The emirate's first constitution was put into effect following the promulgation of an Organic Law in April 1928 for use under the British mandate. The Organic Law was divided into 7 sections which outlined the rights of the citizenry, the powers of the emir, and established a semi-democratic legislative council. The Organic Law, while nominally establishing Transjordan as an independent state, granted significant control over the emirate's economy, foreign policy and military to the United Kingdom, solidifying British mandatory control over the country. The powers vested in the Emir largely superseded that of the Legislative Council. The Emir held unchecked veto power over new legislation and was able to dissolve the Legislative Council at will, allowing the emirate to function as an effective dictatorship. The 1928 Organic Law remained the supreme law of Jordan in a largely unchanged state until the dissolution of the British mandate in 1946.
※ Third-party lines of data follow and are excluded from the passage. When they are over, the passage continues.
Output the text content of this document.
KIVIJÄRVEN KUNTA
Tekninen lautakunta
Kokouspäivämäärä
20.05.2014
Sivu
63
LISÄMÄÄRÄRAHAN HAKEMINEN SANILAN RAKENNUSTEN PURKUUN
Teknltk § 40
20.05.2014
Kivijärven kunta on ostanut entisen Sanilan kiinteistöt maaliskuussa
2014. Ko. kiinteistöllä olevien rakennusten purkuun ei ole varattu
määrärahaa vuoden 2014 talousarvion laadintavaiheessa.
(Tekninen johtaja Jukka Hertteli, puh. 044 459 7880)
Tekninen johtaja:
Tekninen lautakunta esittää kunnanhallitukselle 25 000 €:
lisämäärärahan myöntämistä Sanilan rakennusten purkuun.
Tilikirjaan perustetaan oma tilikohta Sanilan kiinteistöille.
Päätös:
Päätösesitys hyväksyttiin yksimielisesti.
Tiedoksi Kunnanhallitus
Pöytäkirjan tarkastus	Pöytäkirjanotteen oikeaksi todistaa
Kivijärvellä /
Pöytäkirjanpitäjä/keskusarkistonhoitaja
After the dissolution of the Mandate for Palestine in May 1946, a new Jordanian constitution was promulgated in the Official Gazette on 1 February 1947, and later ratified on 28 November later that year. The new Constitution differed little in content compared to the 1928 Organic Law, and the Anglo-Jordanian alliance signed in March 1946 maintained the United Kingdom's privileged position in government. The Constitution received wide criticism as being pro-British and anti-democratic, especially amongst Palestinian citizens in the recently annexed West Bank. Instability from anti-British unrest was compounded by the assassination of King Abdullah I in 1951, threatening Hashemite rule in Jordan. In an effort to alleviate internal tensions, King Talal and Prime Minister Tawfik Abul-Huda oversaw the promulgation of a liberalized constitution on 1 January 1952. The revised articles granted the House of Representatives to ability to modify internal finances, ratify foreign treaties, dissolve the cabinet via no-confidence vote, and override royal vetoes.

==Amendments==

Article 126 describes the constitutional amendment process. The article stipulates that amendments follow the same approval process as ordinary laws with the exception of the approval threshold from each house being raised from an absolute majority to a two-thirds majority. Furthermore, Article 93, which grants the legislature the power to override royal vetoes, does not apply to constitutional amendments.

Constitutional amendments revise the text of existing articles and an article has never been removed from, nor added to, the Constitution. Recently, the Jordanian constitution has undergone several series of amendments, including in 2011 and 2016. In 2021 a series of amendments was introduced, some of which led to a brawl in the parliament. These amendments were aiming to further women's rights and modernize Jordan.